On Oct 16, 2004, at 6:39 PM, <daniele.speziani_at_[hidden]> wrote:
> I'm not an LAM/MPI developer and I'm trying to let PamCrash ( Crash
> simulation ) work. The machine is one 4-way Opteron, SuSE linux 9.0,
> and LAM/MPI ver 6.5.9 installed.
>
> I set this environment variables:
>
> PAMHOME=/usr/local/Pamcrash2002R2
> PCHOME=/usr/local/Pamcrash2002R2/pamcrash_safe
> LAMHOME=/usr/local/bin
The value of LAMHOME doesn't seem right... I'm guessing it should
either be /usr/local or you should just leave it unset. There are few
conditions where it is actually necessary to set LAMHOME.
> And then:
>
> $PAMHOME/Dmprun.csh -pg $PAMHOME/pamcrash_safe/Linux/v2002DMP_P4.x
> CMC_side_b_2002.pc -np 2 -cf
> bhost -wd /usr/CALCOLO
>
> Where the command file Dmprun.csh is:
> $LAMHOME/lamboot -v bhost
> $LAMHOME/mpirun -np 2 $PAMHOME/pamcrash_safe/Linux/v2002DMP_P4.x
> CMC_side_b_2002.pc ( this file is the FEM model that is to be
> analyzed
>
> the message that I receive is:
>
>
> LAM 6.5.9/MPI 2 C++/ROMIO - Indiana University
>
> Executing hboot on n0 (Cluster - 2 CPUs)...
> topology done
>
> Then it hangs.
> I reviewed the FAQ and in category 5, point 24, I think that I found
> my problem but:
>
> 1) I have only a single 4-way machine so there isn't any proble of
> different version of LAM across the nodes.

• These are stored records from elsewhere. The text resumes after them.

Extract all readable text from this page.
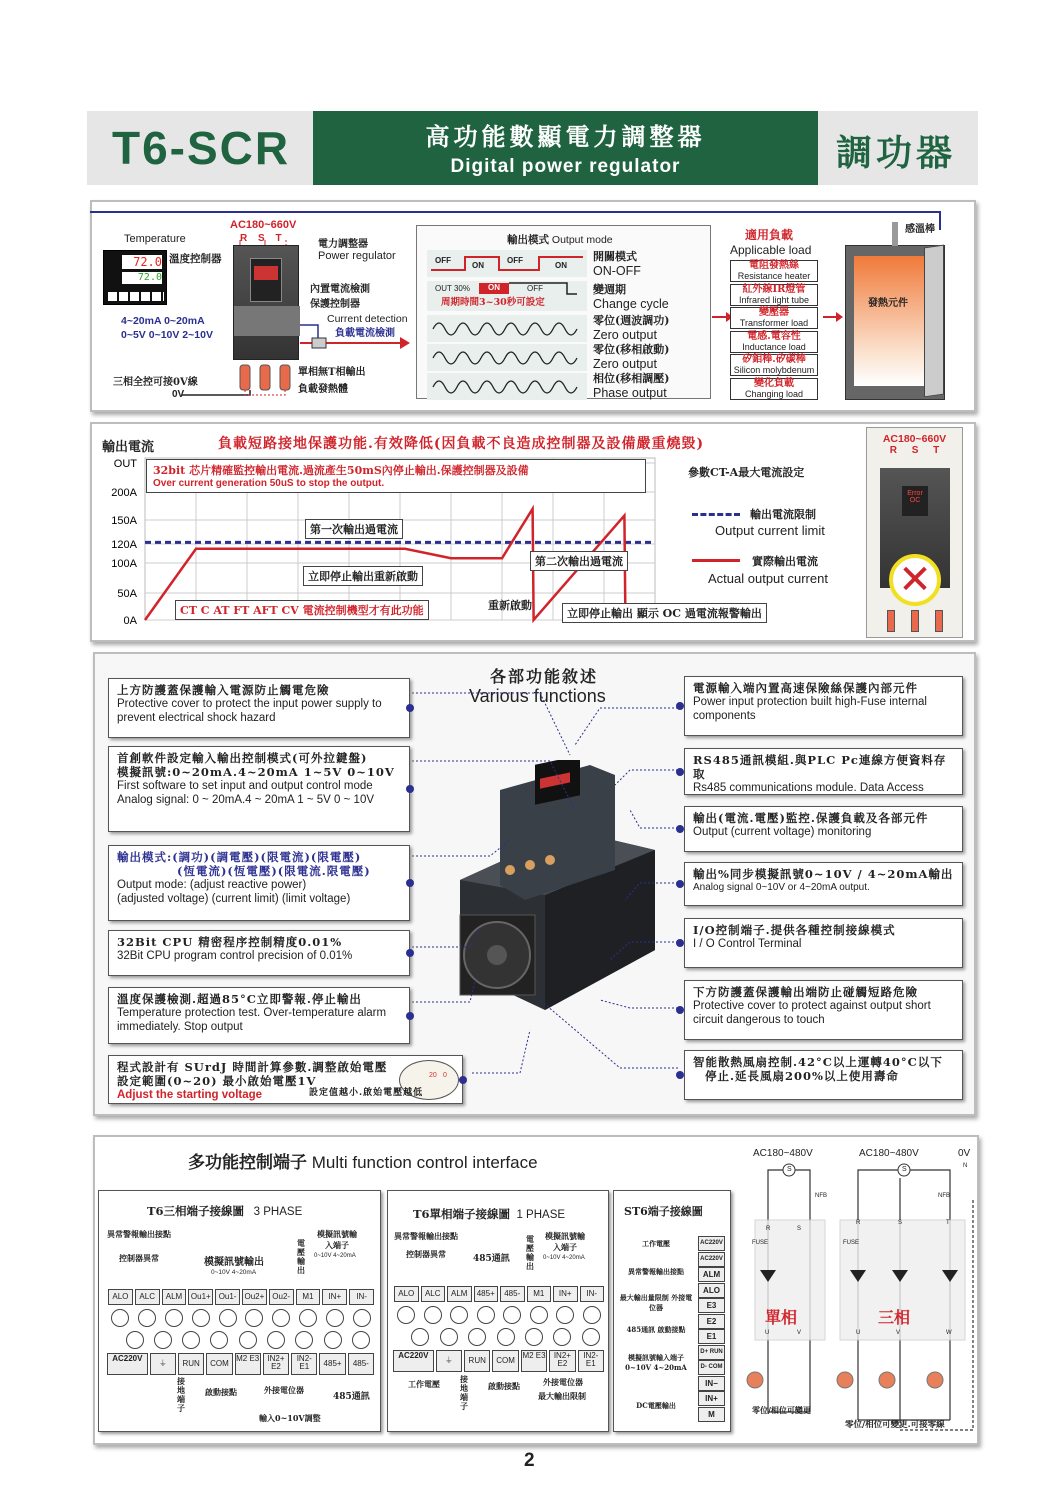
T6-SCR	高功能數顯電力調整器
Digital power regulator	調功器
Temperature
72.0
72.0
溫度控制器
AC180~660V
R S T
電力調整器
Power regulator
內置電流檢測
保護控制器
Current detection
負載電流檢測
4~20mA 0~20mA
0~5V 0~10V 2~10V
三相全控可接0V線
0V
單相無T相輸出
負載發熱體
輸出模式 Output mode
OFF
ON
OFF
ON
OUT 30%	ON	OFF
周期時間3~30秒可設定
開關模式
ON-OFF
變週期
Change cycle
零位(週波調功)
Zero output
零位(移相啟動)
Zero output
相位(移相調壓)
Phase output
適用負載
Applicable load
電阻發熱絲
Resistance heater
紅外線IR燈管
Infrared light tube
變壓器
Transformer load
電感.電容性
Inductance load
矽鉬棒.矽碳棒
Silicon molybdenum
變化負載
Changing load
發熱元件
感溫棒
輸出電流	負載短路接地保護功能.有效降低(因負載不良造成控制器及設備嚴重燒毀)
0A
50A
100A
120A
150A
200A
OUT 32bit 芯片精確監控輸出電流.過流產生50mS內停止輸出.保護控制器及設備
Over current generation 50uS to stop the output.
參數CT-A最大電流設定
第一次輸出過電流
立即停止輸出重新啟動
第二次輸出過電流
重新啟動
CT C AT FT AFT CV 電流控制機型才有此功能	立即停止輸出 顯示 OC 過電流報警輸出
輸出電流限制
Output current limit
實際輸出電流
Actual output current
AC180~660V
R S T
Error OC
✕
各部功能敘述
Various functions
上方防護蓋保護輸入電源防止觸電危險
Protective cover to protect the input power supply to prevent electrical shock hazard
首創軟件設定輸入輸出控制模式(可外拉鍵盤)
模擬訊號:0~20mA.4~20mA 1~5V 0~10V
First software to set input and output control mode
Analog signal: 0 ~ 20mA.4 ~ 20mA 1 ~ 5V 0 ~ 10V
輸出模式:(調功)(調電壓)(限電流)(限電壓)
(恆電流)(恆電壓)(限電流.限電壓)
Output mode: (adjust reactive power)
(adjusted voltage) (current limit) (limit voltage)
32Bit CPU 精密程序控制精度0.01%
32Bit CPU program control precision of 0.01%
溫度保護檢測.超過85°C立即警報.停止輸出
Temperature protection test. Over-temperature alarm immediately. Stop output
程式設計有 SUrdJ 時間計算參數.調整啟始電壓
設定範圍(0~20) 最小啟始電壓1V
Adjust the starting voltage	設定值越小.啟始電壓越低
20 0
電源輸入端內置高速保險絲保護內部元件
Power input protection built high-Fuse internal components
RS485通訊模組.與PLC Pc連線方便資料存取
Rs485 communications module. Data Access
輸出(電流.電壓)監控.保護負載及各部元件
Output (current voltage) monitoring
輸出%同步模擬訊號0~10V / 4~20mA輸出
Analog signal 0~10V or 4~20mA output.
I/O控制端子.提供各種控制接線模式
I / O Control Terminal
下方防護蓋保護輸出端防止碰觸短路危險
Protective cover to protect against output short circuit dangerous to touch
智能散熱風扇控制.42°C以上運轉40°C以下
停止.延長風扇200%以上使用壽命
多功能控制端子 Multi function control interface
T6三相端子接線圖 3 PHASE
異常警報輸出接點
控制器異常	模擬訊號輸出
0~10V 4~20mA
電壓輸出
模擬訊號輸入端子
0~10V 4~20mA
ALO	ALC	ALM	Ou1+	Ou1-	Ou2+	Ou2-	M1	IN+	IN-
AC220V
⏚	RUN	COM
M2 E3	IN2+ E2
IN2- E1	485+	485-
接地端子
啟動接點	外接電位器
485通訊
輸入0~10V調整
T6單相端子接線圖 1 PHASE
異常警報輸出接點
控制器異常	485通訊
電壓輸出
模擬訊號輸入端子
0~10V 4~20mA
ALO	ALC	ALM	485+	485-	M1	IN+	IN-
AC220V
⏚	RUN	COM
M2 E3	IN2+ E2
IN2- E1
工作電壓	接地端子
啟動接點	外接電位器
最大輸出限制
ST6端子接線圖
AC220V
AC220V
ALM
ALO
E3
E2
E1
D+ RUN
D- COM
IN−
IN+
M
工作電壓
異常警報輸出接點
最大輸出量限制 外接電位器
485通訊 啟動接點
模擬訊號輸入端子 0~10V 4~20mA
DC電壓輸出
AC180~480V	AC180~480V	0V
N
S	S
NFB	NFB
FUSE	FUSE
R	S
R	S	T
單相	三相
U	V	U	V	W
零位/相位可變更
零位/相位可變更.可接零線
2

> 2) My application is compiled/linked with version 6.5.6 but I know
> that the application and LAM works smoothly on another cluster. ( also
> I cannot find version 6.5.6 around the internet )
Note that LAM is *NOT* guaranteed to be binary compatible between
different versions. You may well be having a problem because the 6.5.9
mpirun is expecting something different than what your 6.5.6
application is sending.
Honestly, the 6.5.x series was so long ago that I really don't remember
if we changed the startup protocols between those versions. I'm glad
that you can't find 6.5.6 on the net anywhere ;-) because it's so old
and is unsupported. We generally don't make old versions available
unless someone really, really needs it. But even then, only with dire
warnings. :-)
Can you recompile your app with 6.5.9, or, better yet, upgrade to 7.0.x
or 7.1.x? The 7 series are much more modern, up-to-date, and are the
only supported versions of LAM.
> 3) I've used the full path for mpirun and my application
>
> I've also tryed to do a lamboot :
>> lamboot -v bhost
>
> LAM 6.5.9/MPI 2 C++/ROMIO - Indiana University
>
> Executing hboot on n0 (Cluster - 1 CPU)...
> topology done
>>
> so I think lamboot is OK with bhost:
> Cluster 2
> and after lamboot tping works
>
> I don't think that the problem is into the application because it
> works smoothly on a cluster with 64Cpus ( 32 bi-processors ).
--
{+} Jeff Squyres
{+} jsquyres_at_[hidden]
{+} http://www.lam-mpi.org/
|